Mentias Amgad, Faza Nadeen N, Raza Mohammad Q, Malik Ali, Devgun Jasneet, Rodriguez L Leonardo, Mick Stephanie, Navia Jose L, Roselli Eric E, Schoenhagen Paul, Svensson Lars G, Tuzcu E Murat, Krishnaswamy Amar, Kapadia Samir R
Department of Cardiovascular Medicine, Cleveland Clinic Foundation, Cleveland, Ohio.
Department of Cardiothoracic Surgery, Cleveland Clinic Foundation, Cleveland, Ohio.
Semin Thorac Cardiovasc Surg. 2016;28(4):783-790. doi: 10.1053/j.semtcvs.2016.08.013. Epub 2016 Sep 5.
Transcatheter aortic valve replacement (TAVR) is a viable option for patients with severe chronic obstructive pulmonary disease (COPD) who are deemed inoperable or high risk for surgery. We sought to determine outcomes of patients with severe aortic stenosis (AS) and severe COPD referred for aortic valve replacement (AVR). One hundred thirty-one patients with severe AS and severe COPD (GOLD criteria) were evaluated at our center between 2008 and 2013 and were divided retrospectively into 4 groups: 1-medical management, 2-balloon aortic valvuloplasty, 3-surgical aortic valve replacement (SAVR), and 4-TAVR. Baseline, clinical, and echo data were recorded. Primary outcome was cardiovascular death. From the study cohort, 54 (41.2%), 29 (22.1%), 21 (16.0%), and 27 (20.6%) were included in groups 1-4, respectively; the age was 74.9 ± 8.8, 76.2 ± 8.8, 78.8 ± 7.4, and 82.8 ± 6.8 years, respectively (P < 0.01). There was no significant difference between the groups for hypertension, diabetes, aortic valve area or gradients, forced expiratory volume in first second, right ventricular systolic pressure, ejection fraction, and Society of Thoracic Surgeons predicted risk of mortality score. At 3 ± 1.5 years, death occurred in 87%, 97%, 47.7%, and 51.8% of patients in groups 1-4, respectively. Heart failure readmissions occurred in 43%, 42%, 9.6%, and 14.8% of patients in groups 1-4, respectively. When SAVR and TAVR groups were compared, there was no significant difference in survival (P = 0.719) or heart failure readmissions (P = 0.19). In patients with severe or very severe COPD and severe AS, replacing the severely stenotic aortic valve by either SAVR or TAVR improves survival and reduces rehospitalization compared with medical therapy or balloon aortic valvuloplasty.

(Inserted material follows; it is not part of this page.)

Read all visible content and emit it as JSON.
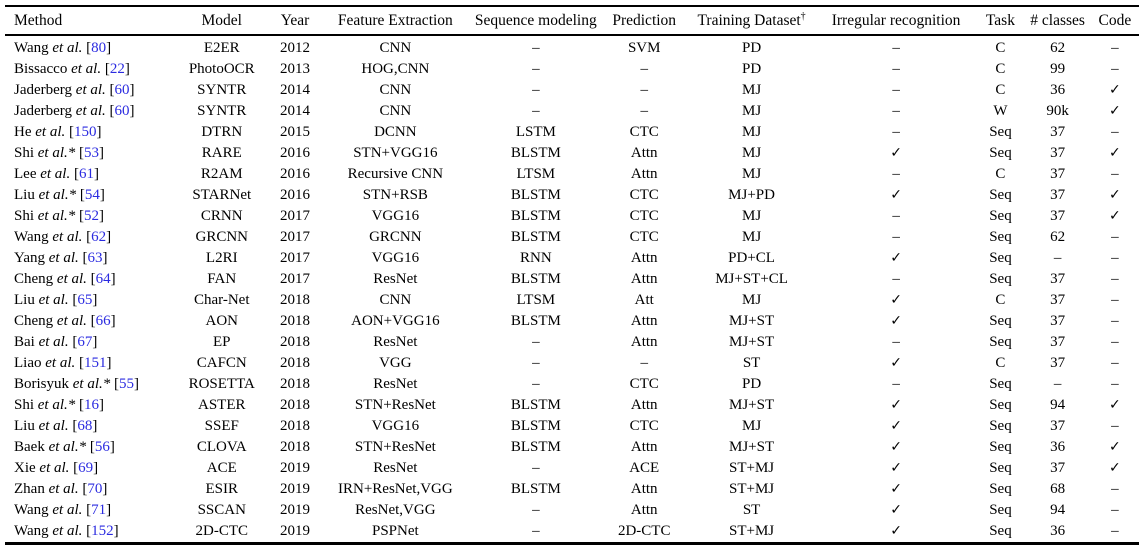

经导管主动脉瓣置换术(TAVR)对于那些被认为无法进行手术或手术风险高的重度慢性阻塞性肺疾病(COPD)患者来说是一种可行的选择。我们试图确定因主动脉瓣置换术(AVR)而转诊的重度主动脉瓣狭窄(AS)和重度COPD患者的治疗结果。2008年至2013年间,我们中心对131例患有重度AS和重度COPD(根据慢性阻塞性肺疾病全球倡议(GOLD)标准)的患者进行了评估,并将他们回顾性地分为4组:1-药物治疗组、2-球囊主动脉瓣成形术组、3-外科主动脉瓣置换术(SAVR)组和4-TAVR组。记录了基线、临床和超声心动图数据。主要结局是心血管死亡。在研究队列中,第1 - 4组分别纳入了54例(41.2%)、29例(22.1%)、21例(16.0%)和27例(20.6%)患者;年龄分别为74.9±8.8岁、76.2±8.8岁、78.8±7.4岁和82.8±6.8岁(P<0.01)。在高血压、糖尿病、主动脉瓣面积或压力阶差、第1秒用力呼气量、右心室收缩压、射血分数以及胸外科医师协会预测的死亡风险评分方面,各组之间没有显著差异。在3±1.5年时,第1 - 4组患者的死亡率分别为87%、97%、47.7%和51.8%。第1 - 4组患者因心力衰竭再次入院的比例分别为43%、42%、9.6%和14.8%。比较SAVR组和TAVR组时,生存率(P = 0.719)或因心力衰竭再次入院率(P = 0.19)没有显著差异。对于患有重度或极重度COPD以及重度AS的患者,与药物治疗或球囊主动脉瓣成形术相比,通过SAVR或TAVR置换严重狭窄的主动脉瓣可提高生存率并减少再次住院率。